Studies considered in this analysis were randomised controlled trials (RCTs) that compared electrosurgery to scalpel for creating abdominal incisions during major open abdominal surgery. Incisions could be any orientation (vertical, oblique, or transverse) and surgical setting (elective or emergency). Electrosurgical incisions were made through major layers of the abdominal wall, including subcutaneous tissue and the musculoaponeurosis (a sheet of connective tissue that attaches muscles), regardless of the technique used to incise the skin and peritoneum. Scalpel incisions were made through major layers of abdominal wall including skin, subcutaneous tissue, and musculoaponeurosis, regardless of the technique used to incise the abdominal peritoneum. Primary outcomes analysed were wound infection, time to wound healing, and wound dehiscence. Secondary outcomes were postoperative pain, wound incision time, wound-related blood loss, and adhesion or scar formation.
Two review authors independently carried out study selection, data extraction, and risk of bias assessment. When necessary, we contacted trial authors for missing data. We calculated risk ratios (RR) and 95% confidence intervals (CI) for dichotomous data, and mean differences (MD) and 95% CI for continuous data.
The updated search found seven additional RCTs making a total of 16 included studies (2769 participants). All studies compared electrosurgery to scalpel and were considered in one comparison. Eleven studies, analysing 2178 participants, reported on wound infection.
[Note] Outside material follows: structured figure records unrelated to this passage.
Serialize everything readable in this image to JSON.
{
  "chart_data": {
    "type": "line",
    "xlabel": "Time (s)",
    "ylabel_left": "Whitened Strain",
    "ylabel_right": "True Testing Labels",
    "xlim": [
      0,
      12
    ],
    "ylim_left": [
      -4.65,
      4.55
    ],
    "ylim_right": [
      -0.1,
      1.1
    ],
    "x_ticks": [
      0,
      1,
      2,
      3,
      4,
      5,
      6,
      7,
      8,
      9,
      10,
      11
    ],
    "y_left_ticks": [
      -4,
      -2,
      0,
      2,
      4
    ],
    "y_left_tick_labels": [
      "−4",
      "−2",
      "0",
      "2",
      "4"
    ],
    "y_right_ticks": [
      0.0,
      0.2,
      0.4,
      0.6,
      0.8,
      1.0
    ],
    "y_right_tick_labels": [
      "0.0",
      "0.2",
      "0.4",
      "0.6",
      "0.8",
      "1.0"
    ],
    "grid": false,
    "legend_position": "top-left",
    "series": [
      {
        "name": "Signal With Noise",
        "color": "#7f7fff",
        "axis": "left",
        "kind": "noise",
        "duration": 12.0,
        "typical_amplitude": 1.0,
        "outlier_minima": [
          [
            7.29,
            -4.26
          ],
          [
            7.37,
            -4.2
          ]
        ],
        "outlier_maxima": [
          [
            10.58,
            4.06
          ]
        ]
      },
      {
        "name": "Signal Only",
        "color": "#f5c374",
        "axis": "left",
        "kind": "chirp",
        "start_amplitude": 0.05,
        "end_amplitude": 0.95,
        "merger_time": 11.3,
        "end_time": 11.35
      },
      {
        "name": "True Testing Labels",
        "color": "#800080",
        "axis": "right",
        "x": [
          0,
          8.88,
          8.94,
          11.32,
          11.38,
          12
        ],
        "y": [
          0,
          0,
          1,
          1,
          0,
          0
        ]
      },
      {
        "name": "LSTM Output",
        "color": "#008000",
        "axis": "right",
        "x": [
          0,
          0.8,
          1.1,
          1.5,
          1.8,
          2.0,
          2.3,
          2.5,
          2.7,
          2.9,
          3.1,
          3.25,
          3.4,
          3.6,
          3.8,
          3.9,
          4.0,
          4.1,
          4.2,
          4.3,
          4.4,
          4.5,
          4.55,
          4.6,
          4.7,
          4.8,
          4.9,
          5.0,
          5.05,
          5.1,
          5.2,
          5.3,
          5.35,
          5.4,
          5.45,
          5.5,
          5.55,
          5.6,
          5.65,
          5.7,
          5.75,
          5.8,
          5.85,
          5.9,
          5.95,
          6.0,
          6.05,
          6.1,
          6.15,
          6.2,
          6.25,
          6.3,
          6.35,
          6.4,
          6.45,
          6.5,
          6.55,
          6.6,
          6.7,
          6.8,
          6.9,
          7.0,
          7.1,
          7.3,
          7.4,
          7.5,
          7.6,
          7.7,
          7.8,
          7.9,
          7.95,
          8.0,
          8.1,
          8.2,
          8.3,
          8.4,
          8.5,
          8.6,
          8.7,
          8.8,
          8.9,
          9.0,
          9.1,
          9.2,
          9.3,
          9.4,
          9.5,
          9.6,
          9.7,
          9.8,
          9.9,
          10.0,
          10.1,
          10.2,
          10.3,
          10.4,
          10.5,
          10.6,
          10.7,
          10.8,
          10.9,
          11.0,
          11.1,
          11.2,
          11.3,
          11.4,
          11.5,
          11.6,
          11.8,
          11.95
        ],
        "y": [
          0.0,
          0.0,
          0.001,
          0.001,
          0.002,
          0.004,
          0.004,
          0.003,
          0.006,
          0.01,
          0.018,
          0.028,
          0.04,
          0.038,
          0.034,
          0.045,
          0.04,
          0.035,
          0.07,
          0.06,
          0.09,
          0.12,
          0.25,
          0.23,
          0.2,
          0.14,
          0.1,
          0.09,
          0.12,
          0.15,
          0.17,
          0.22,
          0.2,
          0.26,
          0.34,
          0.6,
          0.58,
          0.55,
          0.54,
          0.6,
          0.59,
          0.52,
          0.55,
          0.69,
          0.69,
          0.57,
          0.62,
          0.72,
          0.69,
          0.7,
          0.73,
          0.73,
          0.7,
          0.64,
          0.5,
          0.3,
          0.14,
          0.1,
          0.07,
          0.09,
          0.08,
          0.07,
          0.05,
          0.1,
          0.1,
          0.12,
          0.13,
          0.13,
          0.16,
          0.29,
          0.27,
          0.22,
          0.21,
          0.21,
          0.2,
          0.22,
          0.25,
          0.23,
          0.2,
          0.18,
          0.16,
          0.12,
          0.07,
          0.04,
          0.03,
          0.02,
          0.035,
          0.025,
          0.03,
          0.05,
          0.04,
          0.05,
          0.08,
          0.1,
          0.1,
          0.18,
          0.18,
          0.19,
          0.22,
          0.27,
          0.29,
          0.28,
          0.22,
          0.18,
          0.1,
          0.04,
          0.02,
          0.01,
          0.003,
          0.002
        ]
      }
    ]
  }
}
There was no clear difference in wound infections between electrosurgery and scalpel (7.7% for electrosurgery versus 7.4% for scalpel; RR 1.07, 95% CI 0.74 to 1.54; low-certainty evidence downgraded for risk of bias and serious imprecision). None of the included studies reported time to wound healing.
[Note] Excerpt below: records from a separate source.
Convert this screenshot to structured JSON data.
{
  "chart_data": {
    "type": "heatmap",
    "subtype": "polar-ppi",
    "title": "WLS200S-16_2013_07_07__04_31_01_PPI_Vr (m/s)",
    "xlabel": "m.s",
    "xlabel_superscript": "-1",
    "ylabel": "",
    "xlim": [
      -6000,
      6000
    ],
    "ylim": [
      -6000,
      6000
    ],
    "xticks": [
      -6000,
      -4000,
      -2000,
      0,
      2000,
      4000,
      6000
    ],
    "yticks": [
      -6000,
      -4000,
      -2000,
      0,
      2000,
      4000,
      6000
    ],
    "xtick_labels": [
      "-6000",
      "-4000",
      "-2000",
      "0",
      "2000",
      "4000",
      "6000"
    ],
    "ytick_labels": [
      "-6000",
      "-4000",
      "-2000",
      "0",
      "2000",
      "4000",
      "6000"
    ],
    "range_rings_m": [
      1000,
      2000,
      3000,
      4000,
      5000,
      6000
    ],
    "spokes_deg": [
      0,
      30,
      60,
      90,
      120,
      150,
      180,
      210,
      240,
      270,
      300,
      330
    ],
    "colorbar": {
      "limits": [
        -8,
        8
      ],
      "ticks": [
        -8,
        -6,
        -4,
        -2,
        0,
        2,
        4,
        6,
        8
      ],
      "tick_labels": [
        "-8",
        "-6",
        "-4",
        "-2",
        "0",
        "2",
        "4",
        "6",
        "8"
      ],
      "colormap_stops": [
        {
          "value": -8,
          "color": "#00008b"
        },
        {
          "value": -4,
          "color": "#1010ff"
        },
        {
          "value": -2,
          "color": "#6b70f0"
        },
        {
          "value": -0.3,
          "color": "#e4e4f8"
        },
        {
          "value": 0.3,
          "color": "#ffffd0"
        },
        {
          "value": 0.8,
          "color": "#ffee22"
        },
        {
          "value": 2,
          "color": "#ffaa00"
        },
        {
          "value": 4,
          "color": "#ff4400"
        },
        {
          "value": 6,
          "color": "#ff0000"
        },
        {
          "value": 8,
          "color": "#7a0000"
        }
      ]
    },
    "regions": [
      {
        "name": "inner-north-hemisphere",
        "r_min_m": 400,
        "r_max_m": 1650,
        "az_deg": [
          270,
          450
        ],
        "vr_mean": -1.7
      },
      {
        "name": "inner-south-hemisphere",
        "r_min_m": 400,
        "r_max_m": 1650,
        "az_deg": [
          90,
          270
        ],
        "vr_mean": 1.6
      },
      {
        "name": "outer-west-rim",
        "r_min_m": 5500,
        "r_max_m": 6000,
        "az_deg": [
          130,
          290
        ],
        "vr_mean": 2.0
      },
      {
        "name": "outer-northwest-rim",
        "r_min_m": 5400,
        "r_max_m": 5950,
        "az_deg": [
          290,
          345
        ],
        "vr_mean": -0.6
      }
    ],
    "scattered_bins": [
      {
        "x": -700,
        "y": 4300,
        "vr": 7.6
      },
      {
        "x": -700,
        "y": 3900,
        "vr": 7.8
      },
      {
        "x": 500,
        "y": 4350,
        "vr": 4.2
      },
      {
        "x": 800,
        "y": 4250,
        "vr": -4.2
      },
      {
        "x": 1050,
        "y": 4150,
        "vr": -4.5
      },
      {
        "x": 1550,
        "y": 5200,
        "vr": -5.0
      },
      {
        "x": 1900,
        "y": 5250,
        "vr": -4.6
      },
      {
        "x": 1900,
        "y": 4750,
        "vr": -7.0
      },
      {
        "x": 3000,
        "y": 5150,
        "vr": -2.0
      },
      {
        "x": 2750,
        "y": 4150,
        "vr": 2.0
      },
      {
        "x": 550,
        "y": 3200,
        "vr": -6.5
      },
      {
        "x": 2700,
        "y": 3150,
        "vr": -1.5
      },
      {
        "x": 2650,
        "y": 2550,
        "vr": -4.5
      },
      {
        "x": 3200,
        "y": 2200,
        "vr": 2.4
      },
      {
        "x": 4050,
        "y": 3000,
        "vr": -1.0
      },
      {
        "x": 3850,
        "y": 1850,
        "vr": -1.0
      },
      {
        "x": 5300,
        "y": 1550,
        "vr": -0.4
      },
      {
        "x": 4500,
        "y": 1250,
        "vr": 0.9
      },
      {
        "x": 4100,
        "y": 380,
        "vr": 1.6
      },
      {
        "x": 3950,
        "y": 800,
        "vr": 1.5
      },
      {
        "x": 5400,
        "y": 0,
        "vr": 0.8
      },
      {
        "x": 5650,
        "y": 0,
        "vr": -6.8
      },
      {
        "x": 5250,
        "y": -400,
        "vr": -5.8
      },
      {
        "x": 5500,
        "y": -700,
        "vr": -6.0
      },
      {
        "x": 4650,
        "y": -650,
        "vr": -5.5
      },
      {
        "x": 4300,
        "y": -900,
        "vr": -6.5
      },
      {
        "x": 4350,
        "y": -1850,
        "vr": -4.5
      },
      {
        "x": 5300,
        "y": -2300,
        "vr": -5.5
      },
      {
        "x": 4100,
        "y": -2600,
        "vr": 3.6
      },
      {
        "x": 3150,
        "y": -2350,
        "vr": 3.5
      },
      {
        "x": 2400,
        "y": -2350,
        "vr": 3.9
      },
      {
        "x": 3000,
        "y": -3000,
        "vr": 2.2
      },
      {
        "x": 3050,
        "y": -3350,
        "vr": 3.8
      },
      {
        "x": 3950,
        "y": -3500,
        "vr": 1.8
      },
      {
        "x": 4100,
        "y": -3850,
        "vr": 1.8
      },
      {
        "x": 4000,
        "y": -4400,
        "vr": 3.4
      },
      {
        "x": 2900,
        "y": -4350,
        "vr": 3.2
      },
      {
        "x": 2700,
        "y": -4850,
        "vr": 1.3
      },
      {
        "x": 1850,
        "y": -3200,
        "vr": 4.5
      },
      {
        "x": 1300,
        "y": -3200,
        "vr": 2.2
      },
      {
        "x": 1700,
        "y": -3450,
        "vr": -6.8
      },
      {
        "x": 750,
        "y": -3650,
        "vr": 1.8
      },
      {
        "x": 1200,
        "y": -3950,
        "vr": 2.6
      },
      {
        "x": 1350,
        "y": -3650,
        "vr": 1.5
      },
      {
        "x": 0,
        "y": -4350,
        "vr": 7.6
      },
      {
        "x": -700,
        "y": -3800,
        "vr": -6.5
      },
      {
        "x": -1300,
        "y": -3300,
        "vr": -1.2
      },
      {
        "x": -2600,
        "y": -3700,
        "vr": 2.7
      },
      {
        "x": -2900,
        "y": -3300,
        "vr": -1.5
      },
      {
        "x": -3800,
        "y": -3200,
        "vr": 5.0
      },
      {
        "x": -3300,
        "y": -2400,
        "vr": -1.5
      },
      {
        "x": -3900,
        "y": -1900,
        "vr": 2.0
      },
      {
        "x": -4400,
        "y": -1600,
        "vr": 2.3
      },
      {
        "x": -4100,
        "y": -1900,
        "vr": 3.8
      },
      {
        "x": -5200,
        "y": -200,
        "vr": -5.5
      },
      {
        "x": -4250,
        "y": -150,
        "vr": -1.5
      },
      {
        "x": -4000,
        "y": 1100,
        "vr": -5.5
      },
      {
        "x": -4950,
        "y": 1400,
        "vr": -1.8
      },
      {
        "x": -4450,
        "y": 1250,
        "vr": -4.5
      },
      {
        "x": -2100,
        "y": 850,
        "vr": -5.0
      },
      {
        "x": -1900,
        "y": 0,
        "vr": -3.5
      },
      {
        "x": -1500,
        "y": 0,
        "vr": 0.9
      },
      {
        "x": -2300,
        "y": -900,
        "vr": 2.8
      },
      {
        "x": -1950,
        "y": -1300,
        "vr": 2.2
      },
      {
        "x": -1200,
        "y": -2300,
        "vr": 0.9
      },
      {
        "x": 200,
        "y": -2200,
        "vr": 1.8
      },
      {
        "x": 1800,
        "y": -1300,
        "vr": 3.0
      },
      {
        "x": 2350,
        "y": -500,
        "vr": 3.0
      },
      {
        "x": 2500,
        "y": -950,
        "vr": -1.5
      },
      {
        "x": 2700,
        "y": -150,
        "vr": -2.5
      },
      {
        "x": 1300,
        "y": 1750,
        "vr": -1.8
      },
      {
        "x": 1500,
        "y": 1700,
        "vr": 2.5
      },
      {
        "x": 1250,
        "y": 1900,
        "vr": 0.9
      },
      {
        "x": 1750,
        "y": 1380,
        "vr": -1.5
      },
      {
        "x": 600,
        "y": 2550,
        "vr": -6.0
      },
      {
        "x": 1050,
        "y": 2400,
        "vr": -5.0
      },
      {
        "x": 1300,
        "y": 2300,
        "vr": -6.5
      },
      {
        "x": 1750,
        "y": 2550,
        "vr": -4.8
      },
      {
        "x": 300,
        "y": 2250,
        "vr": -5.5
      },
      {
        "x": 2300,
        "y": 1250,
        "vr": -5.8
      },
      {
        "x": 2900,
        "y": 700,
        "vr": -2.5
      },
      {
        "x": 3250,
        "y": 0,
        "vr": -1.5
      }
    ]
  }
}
It is uncertain whether electrosurgery decreases wound dehiscence compared to scalpel (2.7% for electrosurgery versus 2.4% for scalpel; RR 1.21, 95% CI 0.58 to 2.50; 1064 participants; 6 studies; very low-certainty evidence downgraded for risk of bias and very serious imprecision).
There was no clinically important difference in incision time between electrosurgery and scalpel (MD -45.74 seconds, 95% CI -88.41 to -3.07; 325 participants; 4 studies; moderate-certainty evidence downgraded for serious imprecision). There was no clear difference in incision time per wound area between electrosurgery and scalpel (MD -0.58 seconds/cm2, 95% CI -1.26 to 0.09; 282 participants; 3 studies; low-certainty evidence downgraded for very serious imprecision).
There was no clinically important difference in mean blood loss between electrosurgery and scalpel (MD -20.10 mL, 95% CI -28.16 to -12.05; 241 participants; 3 studies; moderate-certainty evidence downgraded for serious imprecision). Two studies reported on mean wound-related blood loss per wound area; however, we were unable to pool the studies due to considerable heterogeneity. It was uncertain whether electrosurgery decreased wound-related blood loss per wound area. We could not reach a conclusion on the effects of the two interventions on pain and appearance of scars for various reasons such as small number of studies, insufficient data, the presence of conflicting data, and different measurement methods.